Instruments will typically record properties of the environment they are placed in and report out these values. For example, a climatological sensor station may record levels of rainfall, air temperature, and relative humidity for its location. These would each be stored as a variable. The variable objects provide metadata for each of these measured properties.

Property Description Required
project_id string: ID of the project this variable is associated with true
site_id string: ID of the site this variable’s instrument is located at true
inst_id string: ID of the instrument this variable is recorded by true
var_id string: Variable ID false
var_name string: Variable name false
units string: Units variable is measured in false
measured_property_id string: ID of the property measured by this variable type false
shortname string: Short name for the variable false
metadata Object: Additional metadata for the isntrument false

Measurements

The final structure in the Streams API is the actual measurments recorded by the instruments. Measurement objects contain all the recorded measurements indexed by variable and the datetime of their recording.

Measurement Creation

Property Description Required
inst_id string: ID of the instrument this variable is recorded by true
var_id Measurement[]: Measurment definitions true

Measurments Definition Object

{
  datetime: string
  [variable_id: string]: number
}

Measurements Return Object

{
  instrument: Instrument
  site: Site
  measurments_in_file: number
  [variable_id: string]: {
    [datetime: string]: number
  }
}

Abaco Containers

Tapis provides functions-as-a-service (FaaS) through Abaco, which is based on the actor model of concurrent computation and Docker. Users define computational primitives called actors with a Docker image, and Abaco assigns each actor a unique URL over which it can receive messages. Users send the actor a message by making an HTTP POST request to the URL. In response to an actor receiving a message, Abaco launches a container from the associated image, injecting the message into the container. Typically, the container execution is asynchronous from the message request, though Abaco does provide an endpoint for sending a message to an actor and blocking until the execution completes, providing synchronous execution semantics. Abaco maintains a queue of messages for each actor, and is capable of launching containers in parallel for a given actor when the actor is registered as stateless. The functions run with an authenticated context that allows them to make requests to other Tapis APIs to perform actions such as data transfers or job submissions.

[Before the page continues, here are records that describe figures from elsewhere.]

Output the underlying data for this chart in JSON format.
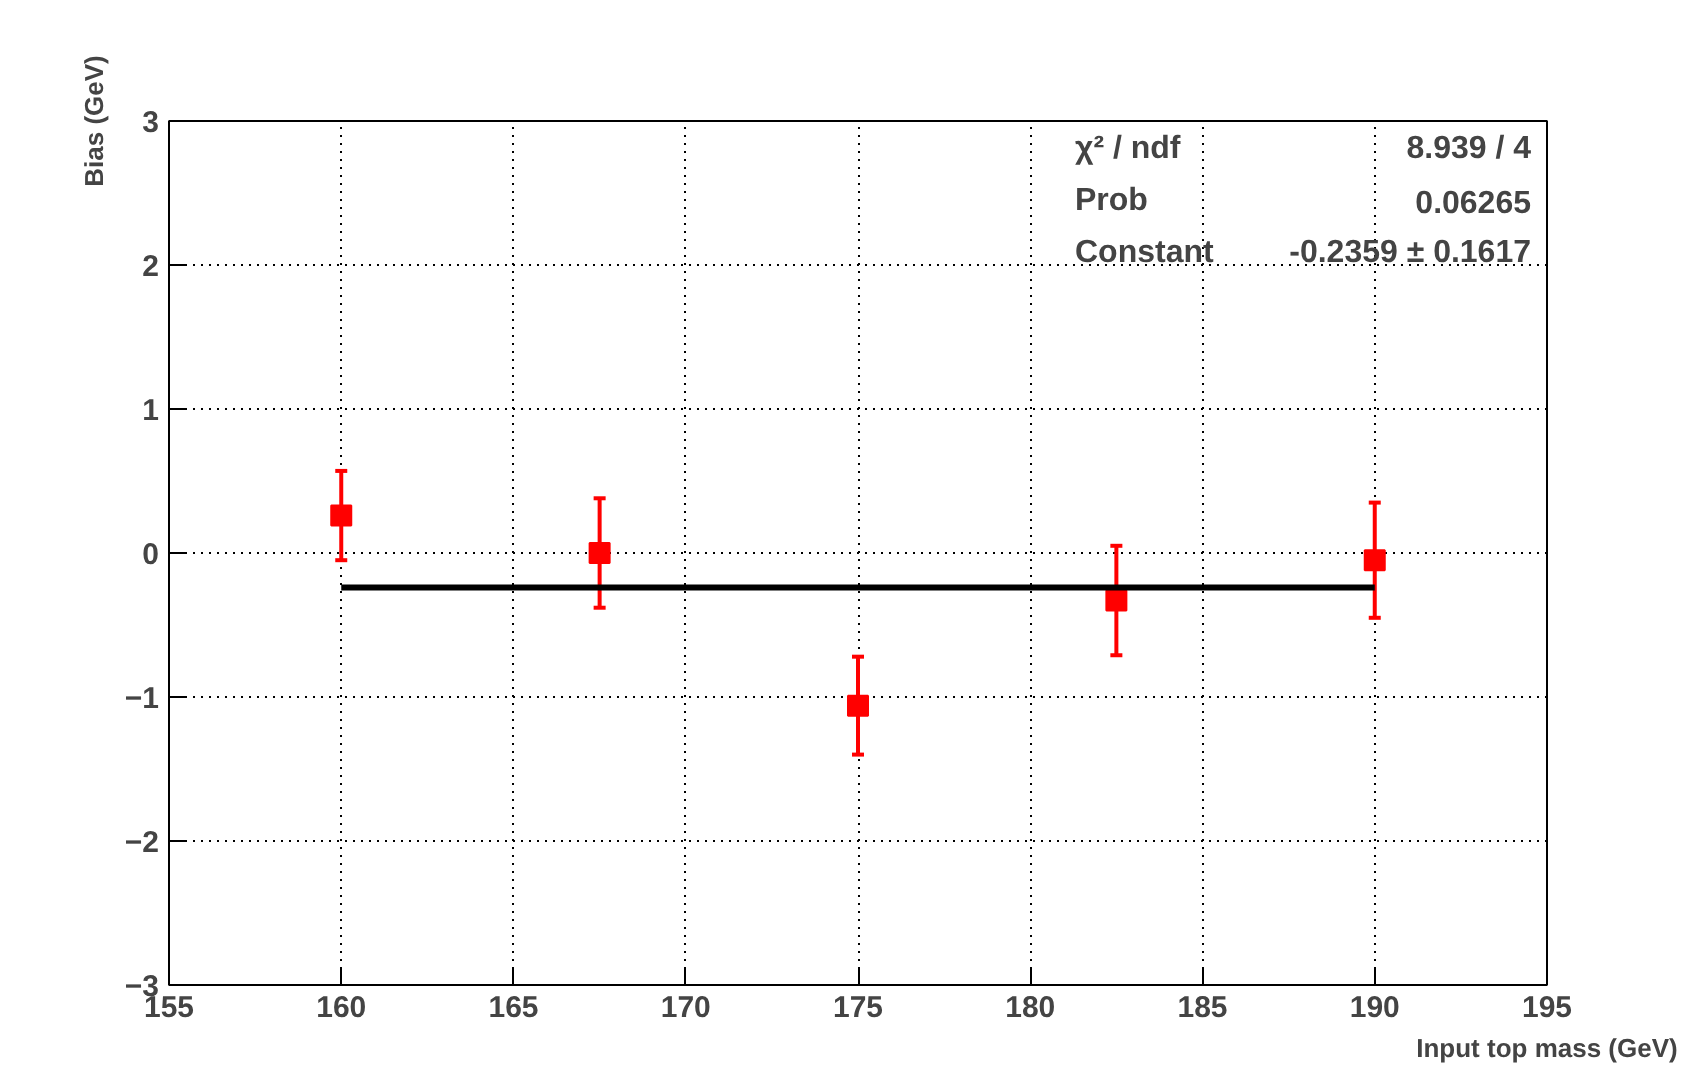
{
  "chart_data": {
    "type": "scatter",
    "xlabel": "Input top mass (GeV)",
    "ylabel": "Bias (GeV)",
    "xlim": [
      155,
      195
    ],
    "ylim": [
      -3,
      3
    ],
    "xticks": [
      155,
      160,
      165,
      170,
      175,
      180,
      185,
      190,
      195
    ],
    "yticks": [
      -3,
      -2,
      -1,
      0,
      1,
      2,
      3
    ],
    "grid": true,
    "marker": "square",
    "series": [
      {
        "color": "#ff0000",
        "x": [
          160,
          167.5,
          175,
          182.5,
          190
        ],
        "values": [
          0.26,
          0.0,
          -1.06,
          -0.33,
          -0.05
        ],
        "errors": [
          0.31,
          0.38,
          0.34,
          0.38,
          0.4
        ]
      },
      {
        "type": "line",
        "marker": "none",
        "color": "#000000",
        "x": [
          160,
          190
        ],
        "values": [
          -0.24,
          -0.24
        ]
      }
    ],
    "annotations": [
      "χ² / ndf",
      "8.939 / 4",
      "Prob",
      "0.06265",
      "Constant",
      "-0.2359 ± 0.1617"
    ]
  }
}
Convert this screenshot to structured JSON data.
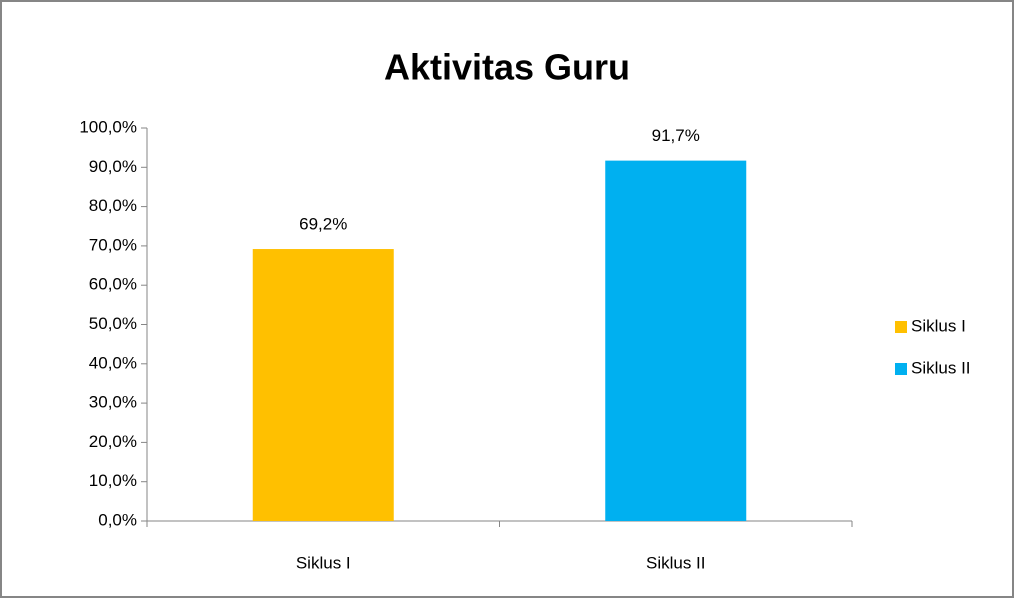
{
  "chart_data": {
    "type": "bar",
    "title": "Aktivitas Guru",
    "categories": [
      "Siklus I",
      "Siklus II"
    ],
    "values": [
      69.2,
      91.7
    ],
    "value_labels": [
      "69,2%",
      "91,7%"
    ],
    "colors": [
      "#ffc000",
      "#00b0f0"
    ],
    "ylim": [
      0,
      100
    ],
    "yticks": [
      {
        "value": 0,
        "label": "0,0%"
      },
      {
        "value": 10,
        "label": "10,0%"
      },
      {
        "value": 20,
        "label": "20,0%"
      },
      {
        "value": 30,
        "label": "30,0%"
      },
      {
        "value": 40,
        "label": "40,0%"
      },
      {
        "value": 50,
        "label": "50,0%"
      },
      {
        "value": 60,
        "label": "60,0%"
      },
      {
        "value": 70,
        "label": "70,0%"
      },
      {
        "value": 80,
        "label": "80,0%"
      },
      {
        "value": 90,
        "label": "90,0%"
      },
      {
        "value": 100,
        "label": "100,0%"
      }
    ],
    "legend": "right"
  }
}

Here is an actor we will use today for generating a plot of some of our mock-sensor data and uploading it to Jetstream Virtual Machine:

https://github.com/scleveland/workshop_actor

Streams Event Handling

The streams API includes the ability to register and kick off Abaco containers when a measurement hits a defined threshold, sending the measurement definition to the container. Messages sent to the container are stored in an environment variable called MSG. This will allow users to automatically receive notifications or start processing tasks for measurements in real time.